The shaking of a Great Dane can be due to environmental stimuli such as loud noises. To calm your dog and prevent them from physically reacting to this, remove them from exposure to these sources.

If the home environment has a source of loud noises, move your Great Dane to an area in your home that is quieter. Also, limit the interaction of your dog with new people and animals if these are sources of their anxiety. 

Separation anxiety in Great Danes is a common problem that can be managed to calm a Great Dane.
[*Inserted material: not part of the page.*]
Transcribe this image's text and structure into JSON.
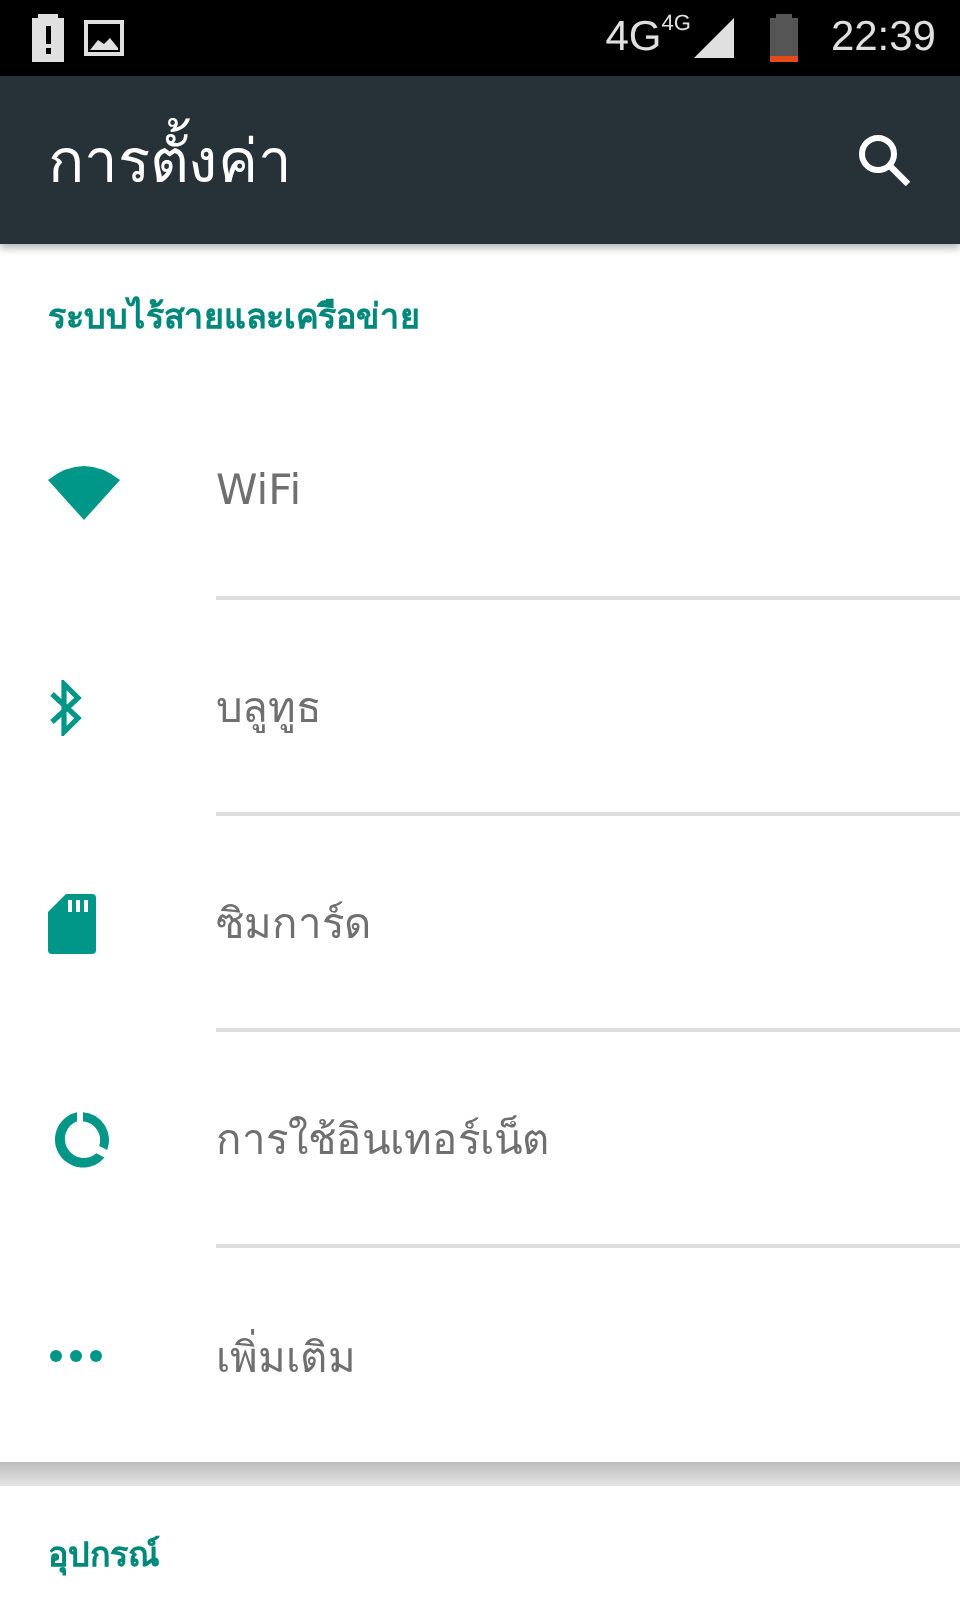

The resource below explains in detail how to do this, which will also reduce shaking as a response to anxiety.

Read more: How to stop separation anxiety in Great Danes

Protection from poisoning

Ensure all toxic substances in your home are kept away from your Great Dane in an area they cannot access.

Also, learn more about the different foods and household products that are dangerous to your dog and keep them away from them.

When to see a vet

Shaking of a Great Dane can sometimes be a normal body reaction due to environmental stimuli which does not require medical attention, however, it can also indicate something more serious.

Contact your veterinarian immediately when you notice that the shaking lasts for a long time, that is, for more than an hour. 

Also when the shaking is accompanied by other symptoms such as diarrhea, vomiting, excessive panting, drooling, weakness, anxiety, and limping.

These symptoms indicate that a serious medical condition could be the cause of shaking and that medical attention is required. 

Many of the diseases that cause shaking of the limbs or body as a response are treatable therefore the veterinarian will provide the necessary treatment and at-home management.

If the shaking is due to poisoning and you have determined or suspect that your dog has ingested a toxic substance poison, this is a cause for alarm and needs immediate medical attention. 

All poisoning cases should be addressed by the nearest pet emergency center or your veterinarian.

Summary

A Great Dane shaking might seem normal but also it can be because of a serious underlying health problem.

It is important to monitor your Great Dane to notice when this happens and also if they have other symptoms in addition to the shaking. 

This will inform you on the actions to take and also when to seek medical attention so that your Great Dane is examined to determine the underlying reason.

The sooner your dog is treated the better for them and the results if an underlying health condition is the cause of the shaking.